Jan. 20 update: On Jan. 19, a federal court in Texas dimissed the case at the request of the state, which said it would not pursue further enforcement of an injunction in light of the Supreme Court decision. Thus the mandate will apply in all 50 states.
The court went the other way with a 6-3 decision on a vaccine-or-test mandate that was implemented for all businesses with at least 100 employees. The Occupational Health and Safety Administration does not have authority to issue such a directive, the court said.
Both decisions pertain only to injunctions, meaning the cases can continue to work their way through the federal court system. If nothing else, Thursday’s opinions signal the ultimate fate of each set of regulations should the cases reach the Supreme Court.
Legal experts who spoke during a private stakeholder call noted the potential significance of wording of a passage in which the majority wrote that they conclude HHS did not exceed its statutory authority with the mandate. The word “conclude” suggests there is little likelihood that the five justices could be swayed during future proceedings.
Next steps in enforcement
The ruling means that for hospitals and other providers subject to Medicare and Medicaid conditions of participation, all employees must be vaccinated unless they qualify for an exemption or work off-site and don’t have regular interaction with patients or co-workers. CMS did not immediately specify a compliance timeline for providers in the 24 states. The likeliest scenario is 30 days (on or around Feb. 13) to attain Phase 1 compliance and 60 days (on or around March 14) for Phase 2.
Update: CMS since has announced that the deadlines for the 24 states are Feb. 14 for Phase 1 compliance and March 15 for Phase 2 compliance. For covered providers in Texas, the deadlines are Feb. 21 and March 21.
Hospitals in the 25 states (and Washington, D.C.) where the injunctions did not apply have until Jan. 27 to comply with the Phase 1 of the requirements, meaning staff must receive the first dose of a two-dose vaccine or complete a single-dose series (see CMS’s most recently updated FAQ on the mandate).

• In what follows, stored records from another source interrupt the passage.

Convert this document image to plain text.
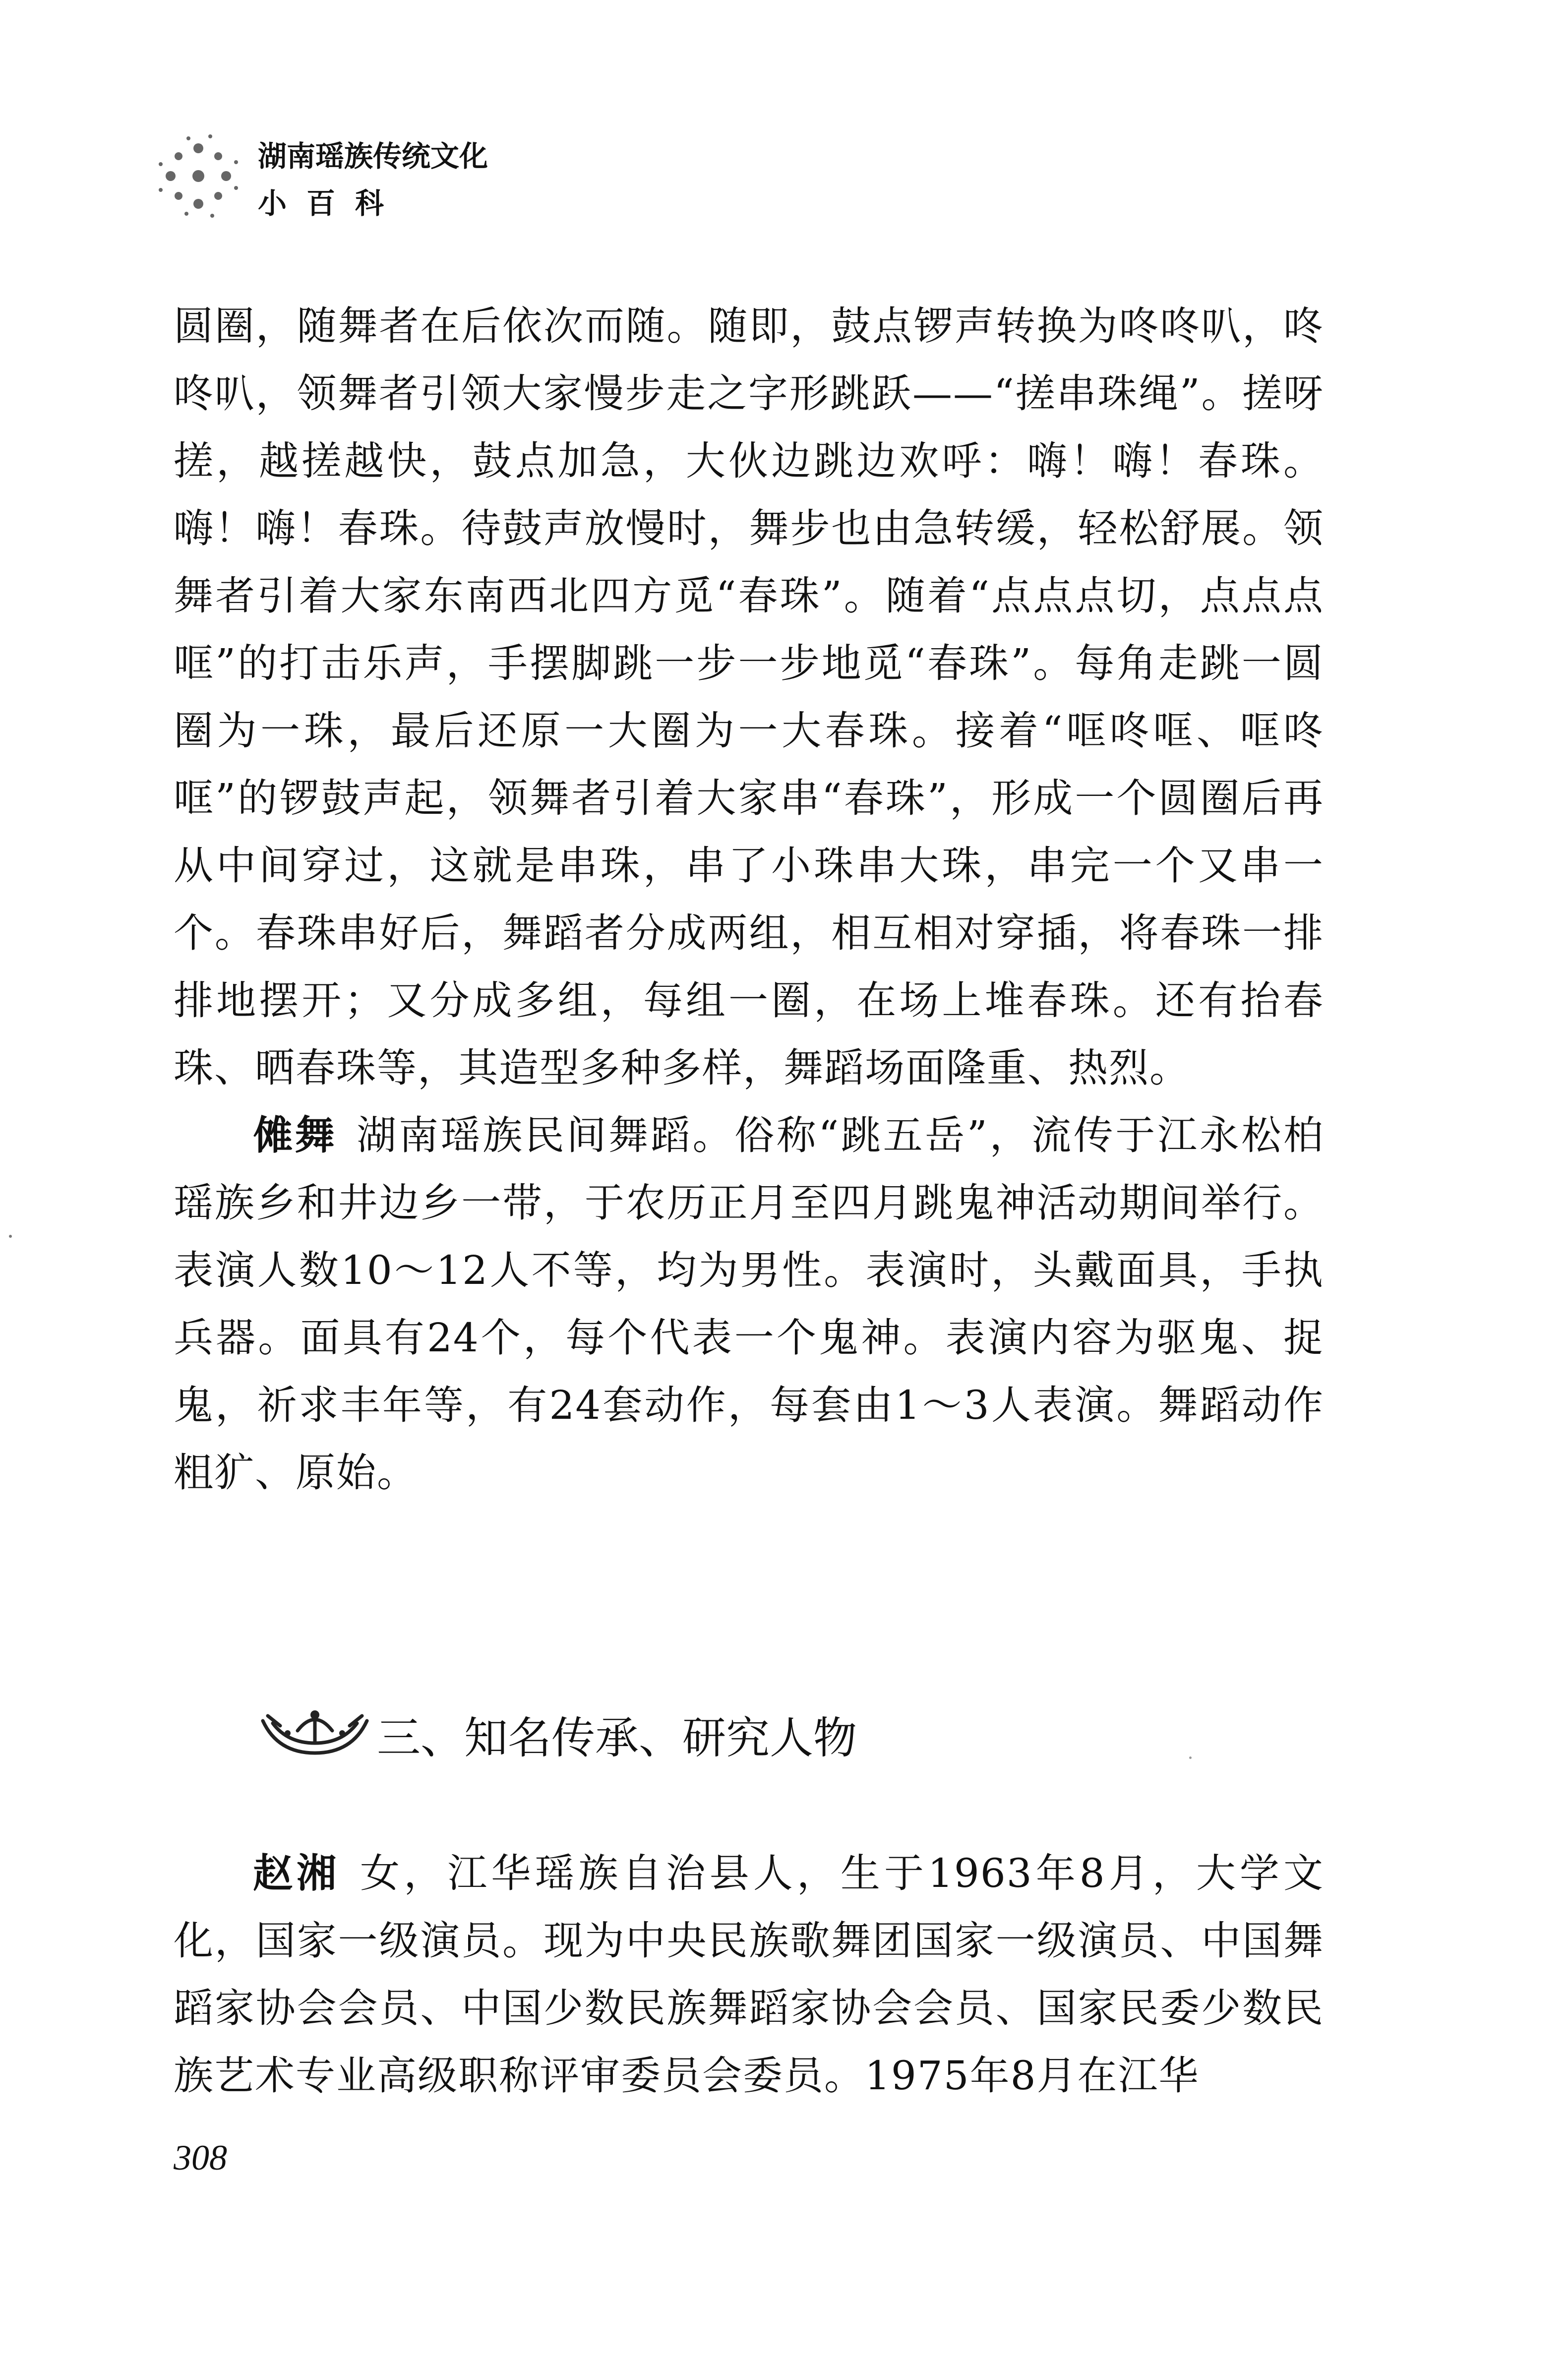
湖南瑶族传统文化
小百科

圆圈，随舞者在后依次而随。随即，鼓点锣声转换为咚咚叭，咚咚叭，领舞者引领大家慢步走之字形跳跃——“搓串珠绳”。搓呀搓，越搓越快，鼓点加急，大伙边跳边欢呼：嗨！嗨！春珠。嗨！嗨！春珠。待鼓声放慢时，舞步也由急转缓，轻松舒展。领舞者引着大家东南西北四方觅“春珠”。随着“点点点切，点点点哐”的打击乐声，手摆脚跳一步一步地觅“春珠”。每角走跳一圆圈为一珠，最后还原一大圈为一大春珠。接着“哐咚哐、哐咚哐”的锣鼓声起，领舞者引着大家串“春珠”，形成一个圆圈后再从中间穿过，这就是串珠，串了小珠串大珠，串完一个又串一个。春珠串好后，舞蹈者分成两组，相互相对穿插，将春珠一排排地摆开；又分成多组，每组一圈，在场上堆春珠。还有抬春珠、晒春珠等，其造型多种多样，舞蹈场面隆重、热烈。

傩舞 湖南瑶族民间舞蹈。俗称“跳五岳”，流传于江永松柏瑶族乡和井边乡一带，于农历正月至四月跳鬼神活动期间举行。表演人数10～12人不等，均为男性。表演时，头戴面具，手执兵器。面具有24个，每个代表一个鬼神。表演内容为驱鬼、捉鬼，祈求丰年等，有24套动作，每套由1～3人表演。舞蹈动作粗犷、原始。

三、知名传承、研究人物

赵湘 女，江华瑶族自治县人，生于1963年8月，大学文化，国家一级演员。现为中央民族歌舞团国家一级演员、中国舞蹈家协会会员、中国少数民族舞蹈家协会会员、国家民委少数民族艺术专业高级职称评审委员会委员。1975年8月在江华

308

Hospitals also must have processes in place by that date for tracking vaccinations and permissible medical or religious exemptions.
By Feb. 28, the Phase 2 deadline, staff must be fully vaccinated as defined by the CDC, meaning both shots in a two-dose series. A booster shot currently is not required for staff to be considered vaccinated. In instances of substantial and prolonged noncompliance, healthcare organizations could be disqualified from the Medicare and Medicaid programs.

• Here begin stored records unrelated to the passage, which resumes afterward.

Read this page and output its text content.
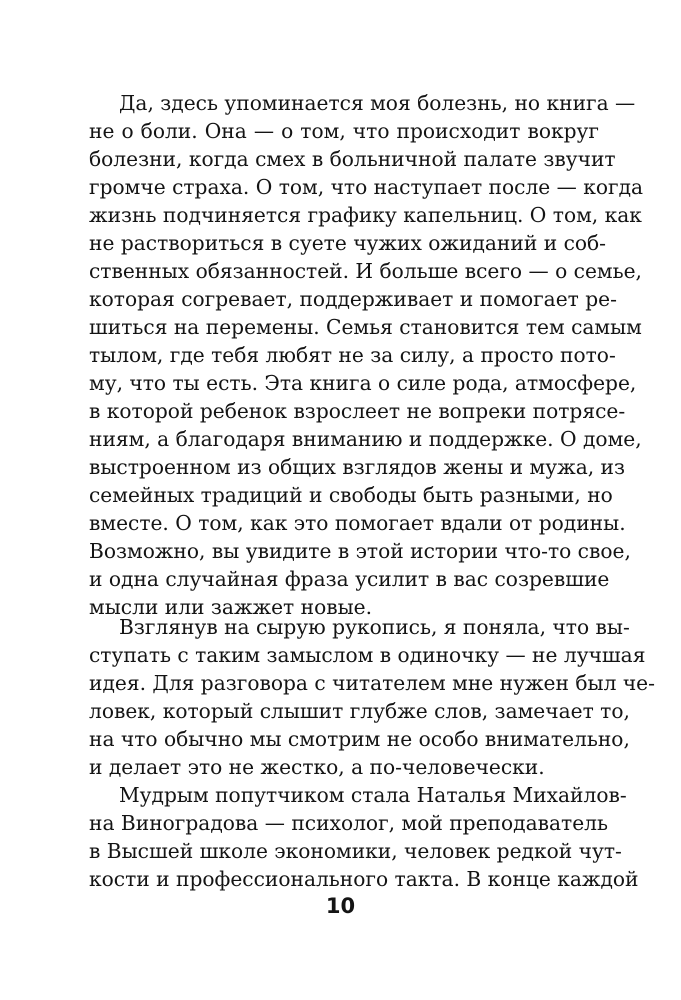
Да, здесь упоминается моя болезнь, но книга —
не о боли. Она — о том, что происходит вокруг
болезни, когда смех в больничной палате звучит
громче страха. О том, что наступает после — когда
жизнь подчиняется графику капельниц. О том, как
не раствориться в суете чужих ожиданий и соб-
ственных обязанностей. И больше всего — о семье,
которая согревает, поддерживает и помогает ре-
шиться на перемены. Семья становится тем самым
тылом, где тебя любят не за силу, а просто пото-
му, что ты есть. Эта книга о силе рода, атмосфере,
в которой ребенок взрослеет не вопреки потрясе-
ниям, а благодаря вниманию и поддержке. О доме,
выстроенном из общих взглядов жены и мужа, из
семейных традиций и свободы быть разными, но
вместе. О том, как это помогает вдали от родины.
Возможно, вы увидите в этой истории что-то свое,
и одна случайная фраза усилит в вас созревшие
мысли или зажжет новые.
Взглянув на сырую рукопись, я поняла, что вы-
ступать с таким замыслом в одиночку — не лучшая
идея. Для разговора с читателем мне нужен был че-
ловек, который слышит глубже слов, замечает то,
на что обычно мы смотрим не особо внимательно,
и делает это не жестко, а по-человечески.
Мудрым попутчиком стала Наталья Михайлов-
на Виноградова — психолог, мой преподаватель
в Высшей школе экономики, человек редкой чут-
кости и профессионального такта. В конце каждой
10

“Today’s decision will enable us to fully implement this rule, and we look forward to working with healthcare providers and their workers to protect patients,” CMS Administrator Chiquita Brooks-LaSure said in a written statement. “We will continue our extensive outreach and assistance efforts encouraging individuals working in healthcare to get vaccinated.”
Around a dozen states and a number of large health systems had imposed some version of a mandate before the federal regulations were issued. The Supreme Court’s decision establishes certainty at a national level.
Rick Pollack, president and CEO of the American Hospital Association (AHA), issued a statement in response to the decision, saying AHA would “work with the hospital field to find ways to comply that balances that requirement with the need to retain a sufficient workforce to meet the needs of their patients.”
CMS offers short-term flexibility
Pollack added that AHA expects CMS to adhere to its recent pledge to exercise enforcement discretion in the initial period after the mandate takes effect.
In December, CMS issued a memo to quality safety and oversight (QSO) agencies, stating that hospitals won’t be subject to penalties at the Jan. 27 deadline if at least 80% of staff have received the required vaccination and the hospital can demonstrate a plan to ensure full compliance within 60 days.
A similar allowance will apply at the Feb. 28 deadline if 90% of staff are vaccinated and the hospital can show a plan to get everyone else vaccinated within 30 days.
AHA recently sent a letter to CMS seeking various other accommodations, including implementation of a process by which hospitals can submit compliance-related questions and receive rapid feedback from CMS.